Dans cette vidéo, on voit aussi des hommes danser entre eux en vêtements traditionnels…
Oui, il y a des moments très bruts montrant, dans un style documentaire, des archives de vidéos d’hommes en train danser de manière traditionnelle car je voulais rendre hommage aux fêtes qui ont lieu dans mon pays. Pour moi, les traditions n’appartiennent pas au passé. Ce n’est pas quelque chose de vintage qui est en train de mourir. Les traditions sont vivaces, elles respirent encore et évoluent constamment. Ce sont des rencontres entre des personnes, notamment à la campagne, des gens qui se retrouvent pour vivre des choses ensemble. Dans les célébrations de mon pays, on danse, on interagit, on tombe amoureux. Je trouve beaucoup d’empowerment (« empuissantement ») dans cet aspect social. Avec cet album, je voulais rendre compte des vibrations païennes folles et des émotions intentes qu’on retrouve dans les banquets.
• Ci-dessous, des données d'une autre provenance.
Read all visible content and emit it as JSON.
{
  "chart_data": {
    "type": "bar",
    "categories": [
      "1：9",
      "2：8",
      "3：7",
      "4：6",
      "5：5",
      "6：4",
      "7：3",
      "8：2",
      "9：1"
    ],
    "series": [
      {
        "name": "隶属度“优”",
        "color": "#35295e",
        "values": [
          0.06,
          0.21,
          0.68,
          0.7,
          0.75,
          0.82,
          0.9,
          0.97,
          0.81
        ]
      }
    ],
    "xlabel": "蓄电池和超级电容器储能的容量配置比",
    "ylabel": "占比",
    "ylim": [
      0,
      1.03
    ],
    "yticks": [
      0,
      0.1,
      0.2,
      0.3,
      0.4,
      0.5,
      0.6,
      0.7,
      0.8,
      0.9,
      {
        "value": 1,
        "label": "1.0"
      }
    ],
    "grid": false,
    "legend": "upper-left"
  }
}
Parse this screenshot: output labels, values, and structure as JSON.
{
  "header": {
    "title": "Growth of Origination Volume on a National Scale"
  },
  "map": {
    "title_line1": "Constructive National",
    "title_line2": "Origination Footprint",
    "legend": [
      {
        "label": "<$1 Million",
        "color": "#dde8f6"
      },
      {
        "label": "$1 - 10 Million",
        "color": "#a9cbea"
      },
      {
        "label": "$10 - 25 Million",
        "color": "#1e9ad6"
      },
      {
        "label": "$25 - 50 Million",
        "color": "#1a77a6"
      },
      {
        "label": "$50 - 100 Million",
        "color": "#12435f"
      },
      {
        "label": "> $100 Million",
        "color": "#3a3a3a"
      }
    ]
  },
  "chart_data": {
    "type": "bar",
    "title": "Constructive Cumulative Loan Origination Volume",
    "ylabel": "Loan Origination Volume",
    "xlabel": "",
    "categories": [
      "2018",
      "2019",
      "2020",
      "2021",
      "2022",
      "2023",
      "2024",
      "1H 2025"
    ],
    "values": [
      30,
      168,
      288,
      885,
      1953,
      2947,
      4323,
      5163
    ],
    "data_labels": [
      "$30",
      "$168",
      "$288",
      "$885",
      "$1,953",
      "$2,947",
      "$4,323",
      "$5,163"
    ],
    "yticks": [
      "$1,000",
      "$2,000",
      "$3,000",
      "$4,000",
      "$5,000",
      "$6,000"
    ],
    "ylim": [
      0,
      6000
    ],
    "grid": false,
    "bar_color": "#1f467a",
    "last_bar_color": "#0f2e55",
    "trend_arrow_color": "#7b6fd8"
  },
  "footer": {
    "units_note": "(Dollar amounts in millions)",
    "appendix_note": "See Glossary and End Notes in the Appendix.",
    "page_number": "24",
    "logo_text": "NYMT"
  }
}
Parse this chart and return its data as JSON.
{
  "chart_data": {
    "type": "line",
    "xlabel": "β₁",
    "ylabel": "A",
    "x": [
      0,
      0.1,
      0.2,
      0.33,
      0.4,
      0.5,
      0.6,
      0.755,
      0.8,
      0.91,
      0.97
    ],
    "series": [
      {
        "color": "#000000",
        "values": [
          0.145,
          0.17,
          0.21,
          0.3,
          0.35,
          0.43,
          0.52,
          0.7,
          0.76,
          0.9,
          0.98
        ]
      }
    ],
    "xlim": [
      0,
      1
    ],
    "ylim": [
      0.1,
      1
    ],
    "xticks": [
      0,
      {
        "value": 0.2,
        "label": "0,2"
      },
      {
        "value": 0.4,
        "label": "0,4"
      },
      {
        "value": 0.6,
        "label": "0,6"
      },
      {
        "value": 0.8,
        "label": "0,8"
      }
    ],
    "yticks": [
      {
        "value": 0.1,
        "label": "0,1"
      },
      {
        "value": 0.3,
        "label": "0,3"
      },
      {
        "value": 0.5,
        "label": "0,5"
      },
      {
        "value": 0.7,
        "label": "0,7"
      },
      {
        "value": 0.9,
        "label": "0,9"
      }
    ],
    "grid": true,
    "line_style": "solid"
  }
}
Et que signifie le moment du clip où un homme danse seul avec une voiture ?
L’identité de mon projet est d’être inspirée par les traditions et l’énergie des fêtes grecques mais aussi par la ville. En effet, je suis née en ville, à Athènes et j’y vis aujourd’hui. Et je suis très connectée à la culture occidentale. Voir cet homme, dans la vidéo, danser la Karsilamas (danse folklorique turque et grecque) avec une voiture, c’était une manière de symboliser ce que j’essaie de faire avec ma musique, mixer des éléments urbains aux racines. Créer des ponts. La première chanson de mon album, Yiati Pouli M’ (qui veut dire « Pourquoi petit oiseau ?« ) est une chanson traditionnelle. Elle raconte un dialogue avec un oiseau. Je lui demande : » Pourquoi, petit oiseau, tu ne peux plus chanter comme tu chantais avant ? » Et l’oiseau répond : » Comment pourrais-je chanter comme avant, on m’a coupé les ailes. » Cela signifie que quand on nous coupe de notre nid et qu’on perd ses racines, on ne peut plus être créatif.
Marina Satti représentera la Grèce lors de la finale de l’Eurovision qui aura lieu le 11 mai 2024 en Suède. En concert au Café de la danse, à Paris, le 14 juin 2024.